Monday, September 14, 2009

Death Panels

Obama surrogate Evan Thomas is for them.

The idea that we might ration health care to seniors (or anyone else) is political anathema. Politicians do not dare breathe the R word, lest they be accused—however wrongly—of trying to pull the plug on Grandma. But the need to spend less money on the elderly at the end of life is the elephant in the room in the health-reform debate. Everyone sees it but no one wants to talk about it. At a more basic level, Americans are afraid not just of dying, but of talking and thinking about death. Until Americans learn to contemplate death as more than a scientific challenge to be overcome, our health-care system will remain unfixable.


I don't believe that the only solution to solving our supposed healthcare crisis is death panels, although Obama clearly does.

And, there's the other, more subtle forms of rationing.

The normal critique of socialized medicine is to point out that people have to wait a long time for these kinds of treatments in places like Britain. And that's certainly a valid critique.

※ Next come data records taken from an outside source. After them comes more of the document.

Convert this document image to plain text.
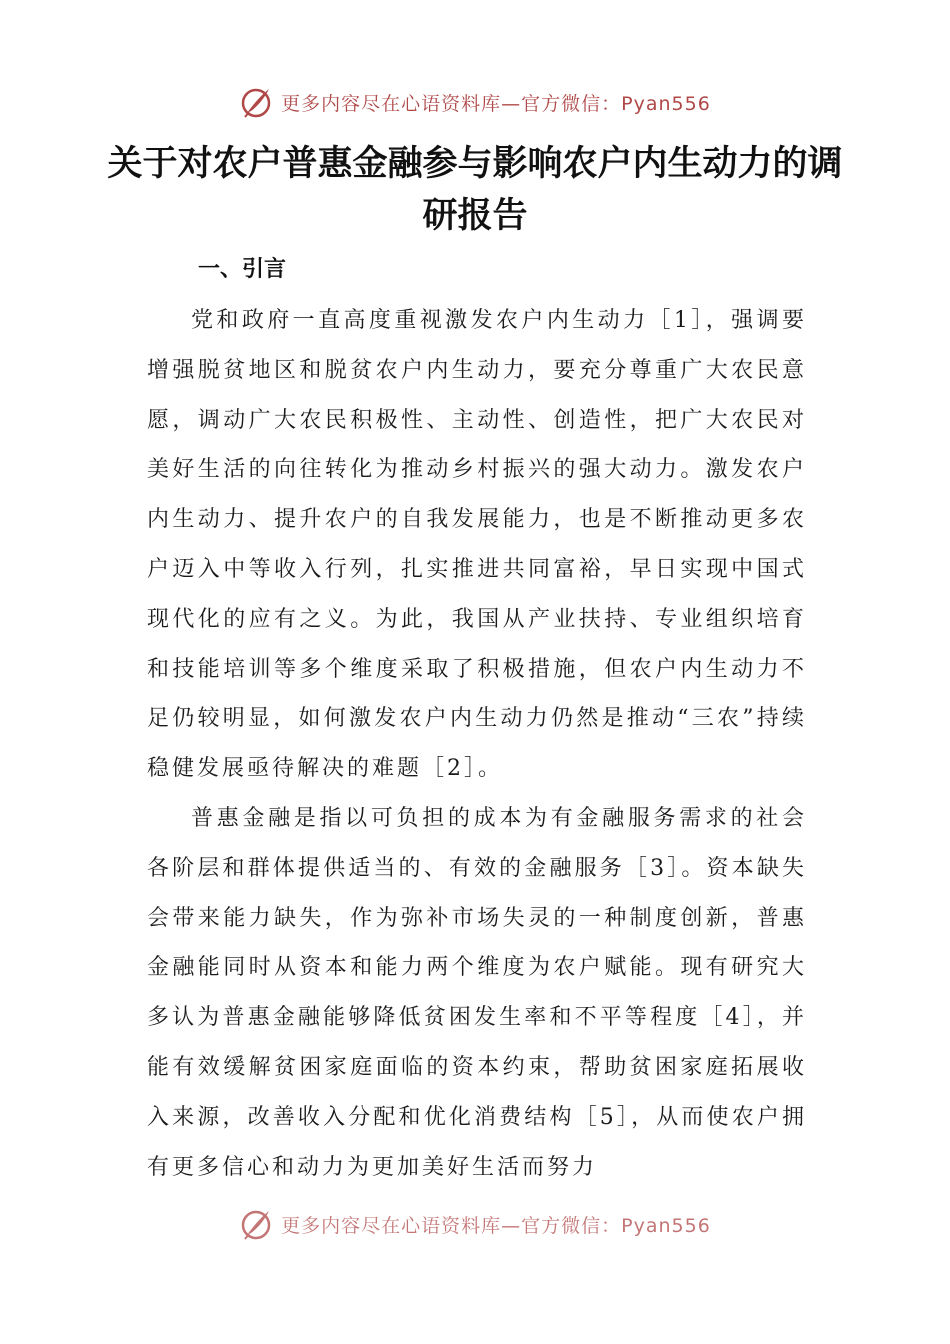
更多内容尽在心语资料库—官方微信：Pyan556
关于对农户普惠金融参与影响农户内生动力的调研报告
一、引言

党和政府一直高度重视激发农户内生动力［1］，强调要增强脱贫地区和脱贫农户内生动力，要充分尊重广大农民意愿，调动广大农民积极性、主动性、创造性，把广大农民对美好生活的向往转化为推动乡村振兴的强大动力。激发农户内生动力、提升农户的自我发展能力，也是不断推动更多农户迈入中等收入行列，扎实推进共同富裕，早日实现中国式现代化的应有之义。为此，我国从产业扶持、专业组织培育和技能培训等多个维度采取了积极措施，但农户内生动力不足仍较明显，如何激发农户内生动力仍然是推动“三农”持续稳健发展亟待解决的难题［2］。

普惠金融是指以可负担的成本为有金融服务需求的社会各阶层和群体提供适当的、有效的金融服务［3］。资本缺失会带来能力缺失，作为弥补市场失灵的一种制度创新，普惠金融能同时从资本和能力两个维度为农户赋能。现有研究大多认为普惠金融能够降低贫困发生率和不平等程度［4］，并能有效缓解贫困家庭面临的资本约束，帮助贫困家庭拓展收入来源，改善收入分配和优化消费结构［5］，从而使农户拥有更多信心和动力为更加美好生活而努力

更多内容尽在心语资料库—官方微信：Pyan556
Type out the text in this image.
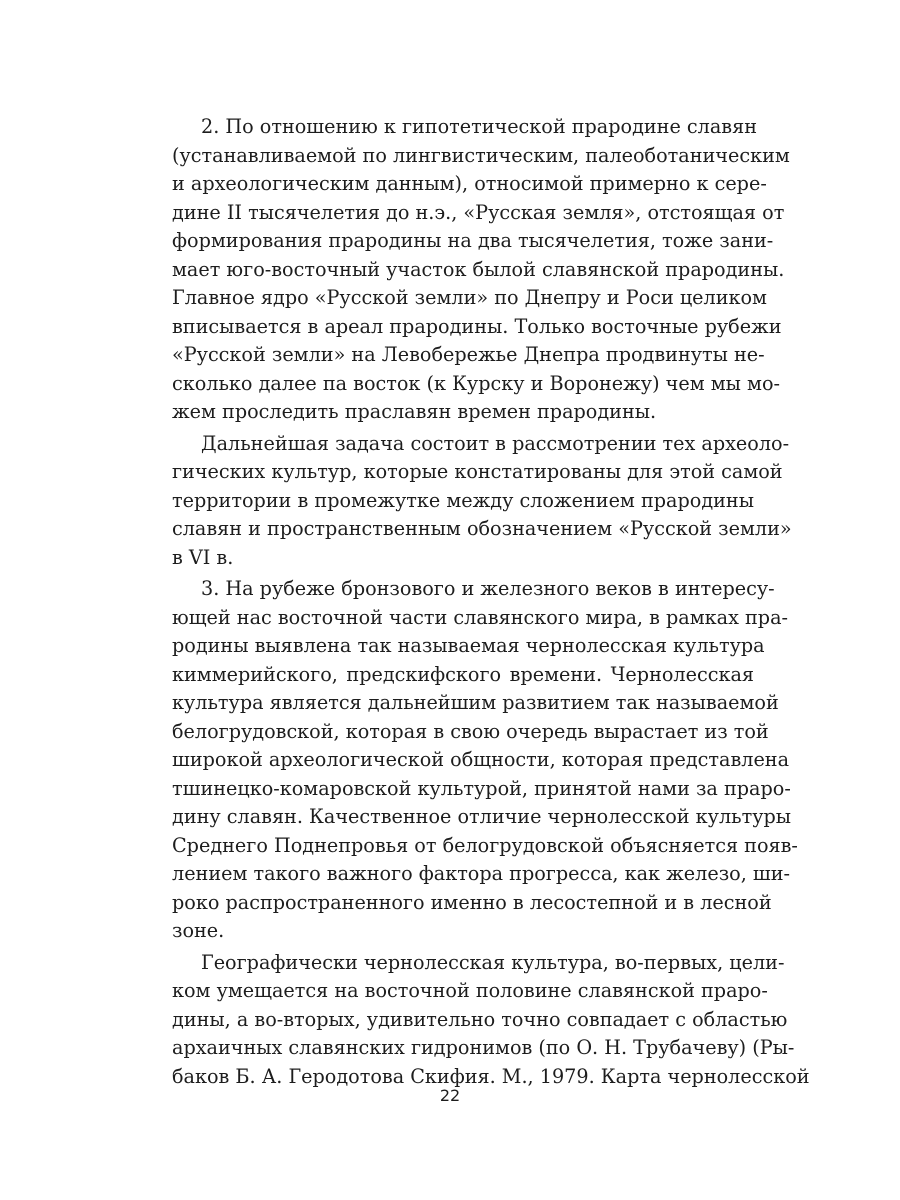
2. По отношению к гипотетической прародине славян
(устанавливаемой по лингвистическим, палеоботаническим
и археологическим данным), относимой примерно к сере-
дине II тысячелетия до н.э., «Русская земля», отстоящая от
формирования прародины на два тысячелетия, тоже зани-
мает юго-восточный участок былой славянской прародины.
Главное ядро «Русской земли» по Днепру и Роси целиком
вписывается в ареал прародины. Только восточные рубежи
«Русской земли» на Левобережье Днепра продвинуты не-
сколько далее па восток (к Курску и Воронежу) чем мы мо-
жем проследить праславян времен прародины.
Дальнейшая задача состоит в рассмотрении тех археоло-
гических культур, которые констатированы для этой самой
территории в промежутке между сложением прародины
славян и пространственным обозначением «Русской земли»
в VI в.
3. На рубеже бронзового и железного веков в интересу-
ющей нас восточной части славянского мира, в рамках пра-
родины выявлена так называемая чернолесская культура
киммерийского, предскифского времени. Чернолесская
культура является дальнейшим развитием так называемой
белогрудовской, которая в свою очередь вырастает из той
широкой археологической общности, которая представлена
тшинецко-комаровской культурой, принятой нами за прaро-
дину славян. Качественное отличие чернолесской культуры
Среднего Поднепровья от белогрудовской объясняется появ-
лением такого важного фактора прогресса, как железо, ши-
роко распространенного именно в лесостепной и в лесной
зоне.
Географически чернолесская культура, во-первых, цели-
ком умещается на восточной половине славянской праро-
дины, а во-вторых, удивительно точно совпадает с областью
архаичных славянских гидронимов (по О. Н. Трубачеву) (Ры-
баков Б. А. Геродотова Скифия. М., 1979. Карта чернолесской
22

I'm sure my mom and daughter would still be waiting for their treatments, while my father and wife would probably be dead.

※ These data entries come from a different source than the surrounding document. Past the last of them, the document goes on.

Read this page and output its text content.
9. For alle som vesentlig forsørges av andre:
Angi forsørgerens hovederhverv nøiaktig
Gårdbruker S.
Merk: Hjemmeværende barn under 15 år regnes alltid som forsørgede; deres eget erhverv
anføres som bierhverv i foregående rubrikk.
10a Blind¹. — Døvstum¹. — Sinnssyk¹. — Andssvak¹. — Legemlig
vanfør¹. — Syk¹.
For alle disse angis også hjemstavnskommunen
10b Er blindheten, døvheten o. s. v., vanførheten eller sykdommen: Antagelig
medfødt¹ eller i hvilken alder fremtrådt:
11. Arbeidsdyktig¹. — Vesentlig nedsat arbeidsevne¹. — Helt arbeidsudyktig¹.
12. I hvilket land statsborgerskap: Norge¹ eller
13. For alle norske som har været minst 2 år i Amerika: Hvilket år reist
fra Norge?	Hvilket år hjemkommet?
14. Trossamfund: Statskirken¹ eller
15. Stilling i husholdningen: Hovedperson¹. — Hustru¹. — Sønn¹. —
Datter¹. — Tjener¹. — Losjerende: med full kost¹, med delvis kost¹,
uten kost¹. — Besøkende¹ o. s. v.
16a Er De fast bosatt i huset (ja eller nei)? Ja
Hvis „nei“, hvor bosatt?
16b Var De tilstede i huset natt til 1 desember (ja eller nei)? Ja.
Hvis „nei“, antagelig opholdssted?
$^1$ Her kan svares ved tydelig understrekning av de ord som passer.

The key point, though, is that these treatments didn't just come out out of the blue. They were developed by drug companies and device makers who thought they had a good market for things that would make people feel better.


I do wish that this were more prominent. The fact is that both indirectly, as in the above link and directly (here), Obamacare will stifle the introduction of new lifesaving drugs and treatments.

The argument that Obamacare with smother new treatments by outlawing profits might be a bit cerebral, so we should take advantage of the Democrat's oafishness by pointing out that they are actively attacking medical progress.